Sergius Gustaf

nostalgia (ultra).

another entry

Nostalgia is a beautiful liar. It shows you highlight reels while hiding all the reasons things ended. Like a dentist’s novocaine before a painful procedure, it numbs the sharp edges of your present reality, offering temporary relief from whatever ache you’re trying to escape.

Sometimes nostalgia hits you like a truck out of nowhere—triggered by a song bleeding through coffee shop speakers, the particular scent of someone’s perfume on a crowded street, or a photograph that falls from an old book. Other times, you seek it out deliberately, scrolling through old photos and replaying conversations, convincing yourself that what’s gone was better than what remains.

This is nostalgia’s paradox: it can be both medicine and poison, depending on the dosage.

When you’re stuck in a rut, nostalgia reminds you that you once did meaningful things, that you once enjoyed life fully. It’s proof that happiness existed, that connection was real, that you’re capable of feeling whole. In small doses, this remembering can be healing—evidence that good times are possible again.

But abuse the prescription, and nostalgia becomes something else entirely. It traps you between worlds: physically here but mentally living in moments that no longer exist. You find yourself giving your present away to ghosts who have already moved on with their lives. While you’re analyzing every detail of what used to be, they’ve created new stories that don’t include you. They’ve found peace by letting go of what you still hold onto.

The cruelest part is that you’re often remembering alone.

Your mind wasn’t designed to live in the past. It was made for right now, for building new connections, for healing, for growing beyond what was. When nostalgia becomes your primary coping mechanism, when you’re constantly numbing today’s pain with yesterday’s joy, you stop progressing. You become, in a sense, dead to the present moment.

Yet there’s wisdom in recognizing nostalgia’s power.
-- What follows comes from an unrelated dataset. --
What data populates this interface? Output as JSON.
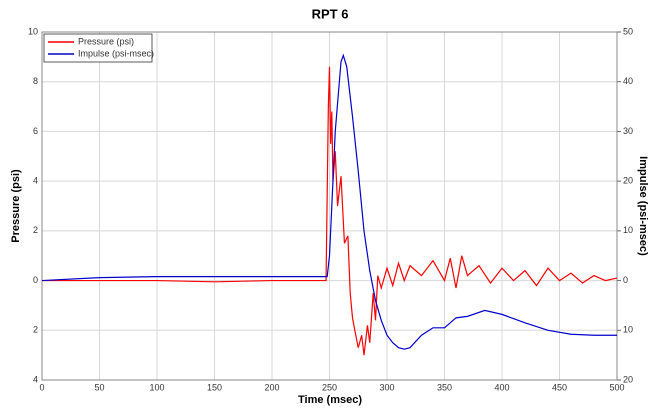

You can learn to create it intentionally, focusing on present moments with the awareness that they might one day become the memories that sustain you. Think of it as stacking aspirin for reality’s future headaches. Document the ordinary Tuesday. Notice how the light falls across your kitchen table. Pay attention to how your friend laughs at your terrible joke.

The memories worth keeping are the ones that gently inform your future, not the ones that hold it hostage. The difference lies in whether you’re using the past as a foundation to build upon or as a hiding place to retreat to.